Steps Toward Unleashing Your Humanity

Engaging one’s humanity is an essential skill for an artist, and walking is one of the most easily accessible techniques for doing so. Last spring, SAIC offered four classes taught around the idea of walking: two in writing, one in art history and one in sculpture. Each was intended to remind students of the creative potential within such a fundamental activity.

In many places, walking is no longer necessary for the survival of the body and commerce. Economic growth or failure is evaluated by speed of production and information transfer. Walking to deliver or retrieve a message or object has been superseded by more efficient technologies. Faster and faster transportation devices, like planes and the Internet, carry both physical and intellectual materials to distant locations and communities, disjointing traditional ideas of time and space.

What elements of walking cannot be replaced by modern transportation? What about these contribute so much to our humanity? And how does this translate from prehistory into art practice?

Lori Waxman, who taught the art history class “Walk that Way,” based her course on her Ph.D. thesis: “A Few Steps Toward a Revolution of Everyday Life: Walking with the Surrealists, the Situationist International and Fluxus.” For her, “walking has become relevant as an artistic practice over the past 100 years because it has become less and less a part of daily life. Today most people drive most places; for the previous millennia of human existence, we have walked. So it’s only very, very recently that walking has receded from daily life, and this massive change has freed it up to become an aesthetic and/or critical gesture.”

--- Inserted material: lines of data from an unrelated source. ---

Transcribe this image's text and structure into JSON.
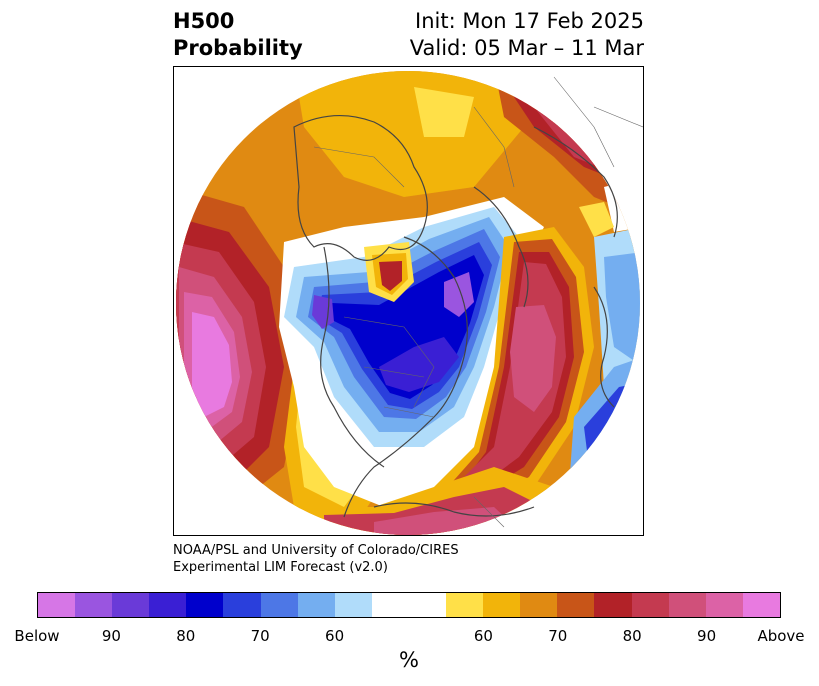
{
  "title": {
    "left_line1": "H500",
    "left_line2": "Probability",
    "right_line1": "Init: Mon 17 Feb 2025",
    "right_line2": "Valid: 05 Mar – 11 Mar"
  },
  "credit": {
    "line1": "NOAA/PSL and University of Colorado/CIRES",
    "line2": "Experimental LIM Forecast (v2.0)"
  },
  "colorbar": {
    "below_colors": [
      "#d676e6",
      "#9a55e0",
      "#6a3ad8",
      "#3a1fd4",
      "#0000cc",
      "#2a3fdc",
      "#4d77e6",
      "#74aef0",
      "#b0dcfa"
    ],
    "neutral_color": "#ffffff",
    "above_colors": [
      "#ffe048",
      "#f2b40a",
      "#e08a12",
      "#c85518",
      "#b22228",
      "#c43a50",
      "#d0507a",
      "#dc62a6",
      "#e87ae0"
    ],
    "tick_labels": [
      "Below",
      "90",
      "80",
      "70",
      "60",
      "60",
      "70",
      "80",
      "90",
      "Above"
    ],
    "unit_label": "%"
  },
  "map": {
    "projection": "north-polar-stereographic",
    "field": "500-hPa height above/below normal probability"
  }
}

Walter Benjamin’s concept of the flâneur relates directly to the development of the arcade and is based on Baudelaire’s passionate, strolling observations of city life and depictions of its inhabitants through physiognomies. The city as a shopping mall meant that crowds of consumers were ripe to be gazed upon by the eyes of hungry idlers, doing nothing but establishing a “dwelling in the throng, in the ebb and flow, the bustle, the fleeting and the infinite,” as recorded in Baudelaire’s “The Painter of Modern Life.” The state of attention that walks bring about is the primordial material that returns us to somewhere basic, no matter where we are.

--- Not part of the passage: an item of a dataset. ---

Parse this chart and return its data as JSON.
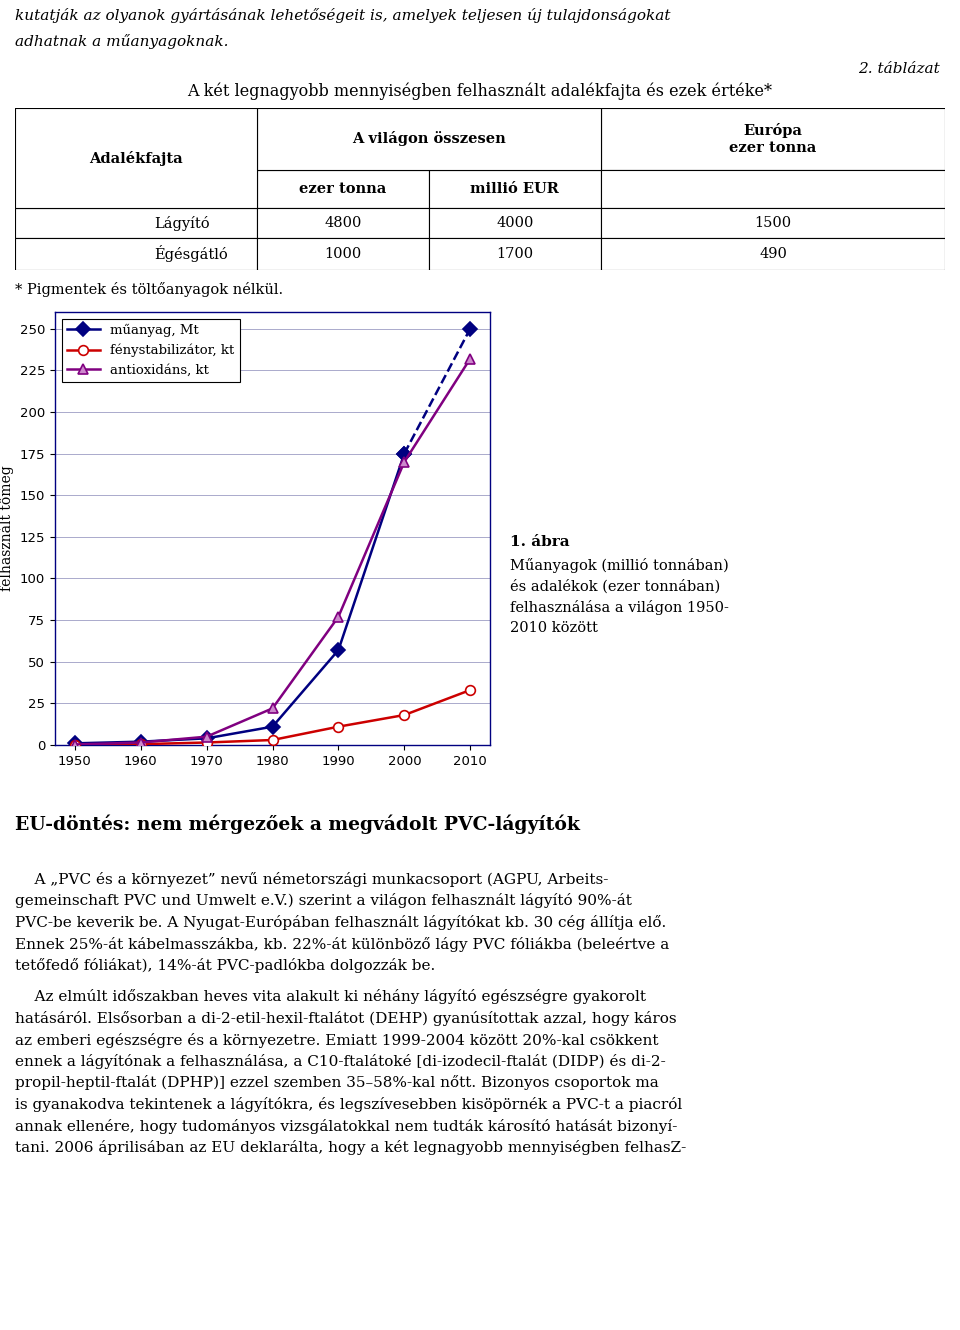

Peter O’Leary taught the advanced writing workshop, “Walking a Poetics.” He was inspired by one of the maxims of the Scottish poet Thomas A. Clarke: “Walking is the human way of getting about.” For O’Leary, there are two kinds of walks. There are walks that are circumscribed by time, often on preplanned routes, which facilitate browsing through the mind’s thoughts. This kind of walk can be accompanied and is good for mulling over problems alone or gaining emotional depth and truth in conversation. The other kind of walk O’Leary conducts is a foraging walk:

“In the springtime you can forage for morels. Go into the forest preserves on the western edge of town, and you start wandering and you’re looking and looking and looking. And sometimes you see nothing for a long time and then finally you might see one or two, but what you’re hoping for, what you’re really looking for, is that moment. Because when you’ve really filtered everything out and you’re foraging, your mind is like a shuttle on a loom; it’s weaving back and forth across the ground for any sort of sight patterns and then you see it. You see the little conic head; you see the pitted mushroom. Ah there it is. And what happens at that point for me, you have to just quiet down. You have to settle your lines of sight down completely because there are more around. Because you saw this one, but if you stop and just turn around maybe, quiet yourself, and all of a sudden, you’ll see a dozen. And then you look along another line of sight and you’ll see a dozen more. And then you’ll see that they are everywhere. And then you have to really settle down because your mind is already expanding — like how am I going to get all of these mushrooms? And you have to just be a little bit more meticulous and start picking the ones that are good. Some of them are old, some of them are young. You want to leave those. That moment you’re totally focused.”

Walking serves as a kind of behavioral outreach for what is happening inwardly. For Peter, poetry, like walking, involves foraging, but for words rather than mushrooms.